Two Portland State researchers have found a chemical compound they believe could annihilate the mosquito-borne parasite that causes the disease. The compound has already proven successful in lab tests on blood samples and with mice. “We were able to completely clear the [malaria] parasite in the mouse by day 21,” says chemistry professor Kevin Reynolds. 
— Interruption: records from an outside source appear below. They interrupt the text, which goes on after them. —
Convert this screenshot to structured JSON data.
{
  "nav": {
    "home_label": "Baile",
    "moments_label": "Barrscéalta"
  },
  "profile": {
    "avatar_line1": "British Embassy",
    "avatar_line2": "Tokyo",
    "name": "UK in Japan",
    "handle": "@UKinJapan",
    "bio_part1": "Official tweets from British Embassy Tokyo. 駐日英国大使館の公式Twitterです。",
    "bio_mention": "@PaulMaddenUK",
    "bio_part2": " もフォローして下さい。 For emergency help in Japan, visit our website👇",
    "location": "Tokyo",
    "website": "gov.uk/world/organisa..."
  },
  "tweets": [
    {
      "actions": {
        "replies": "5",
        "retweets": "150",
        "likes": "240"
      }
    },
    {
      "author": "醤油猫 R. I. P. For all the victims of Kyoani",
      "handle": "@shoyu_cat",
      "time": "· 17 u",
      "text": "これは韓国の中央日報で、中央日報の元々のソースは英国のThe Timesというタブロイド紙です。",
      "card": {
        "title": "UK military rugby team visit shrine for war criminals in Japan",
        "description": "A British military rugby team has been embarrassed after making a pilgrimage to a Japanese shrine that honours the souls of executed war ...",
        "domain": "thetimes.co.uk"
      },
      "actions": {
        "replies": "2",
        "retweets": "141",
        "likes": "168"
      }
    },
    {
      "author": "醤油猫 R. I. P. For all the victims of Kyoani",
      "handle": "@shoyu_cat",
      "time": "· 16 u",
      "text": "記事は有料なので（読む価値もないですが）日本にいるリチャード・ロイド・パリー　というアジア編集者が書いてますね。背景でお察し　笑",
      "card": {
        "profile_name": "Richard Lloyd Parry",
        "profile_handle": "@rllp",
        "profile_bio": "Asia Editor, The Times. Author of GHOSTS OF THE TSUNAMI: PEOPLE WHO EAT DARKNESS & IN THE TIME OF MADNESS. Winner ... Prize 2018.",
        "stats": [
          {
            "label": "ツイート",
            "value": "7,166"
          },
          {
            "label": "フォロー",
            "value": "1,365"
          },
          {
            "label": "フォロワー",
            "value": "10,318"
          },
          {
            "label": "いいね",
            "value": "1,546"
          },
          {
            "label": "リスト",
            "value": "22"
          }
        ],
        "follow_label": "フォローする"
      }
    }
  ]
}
The PSU research team’s chemical baby, currently dubbed KAR 425, has already attracted international attention. A Spanish pharmaceutical giant is now running tests overseas. Locally, Reynolds and research associate Papireddy Kancharla hope that someday similar results can be produced within human subjects. But before they can do that, there are more questions to be asked.

“We know that the compound has worked, but we don’t actually know how it works,” Reynolds admits. 

To do that, Reynolds and Kancharla have enlisted Roland Cooper, a chemist at the Bay Area’s Dominican University of California. Cooper’s job is to engineer a malaria strain resistant to the treatment. In this roundabout way, Reynolds and Kancharla hope to discover how the parasite reacts to the chemical compound.

According to Reynolds, the cure is long overdue. While he has been working on this project for about a decade, the foundational research for KAR 425 dates back to papers written in the late 1960s. Since then, researchers have taken baby steps toward a breakthrough.

“This compound is the product of years of incremental achievements,” Reynolds says. “We’ll keep our fingers crossed.”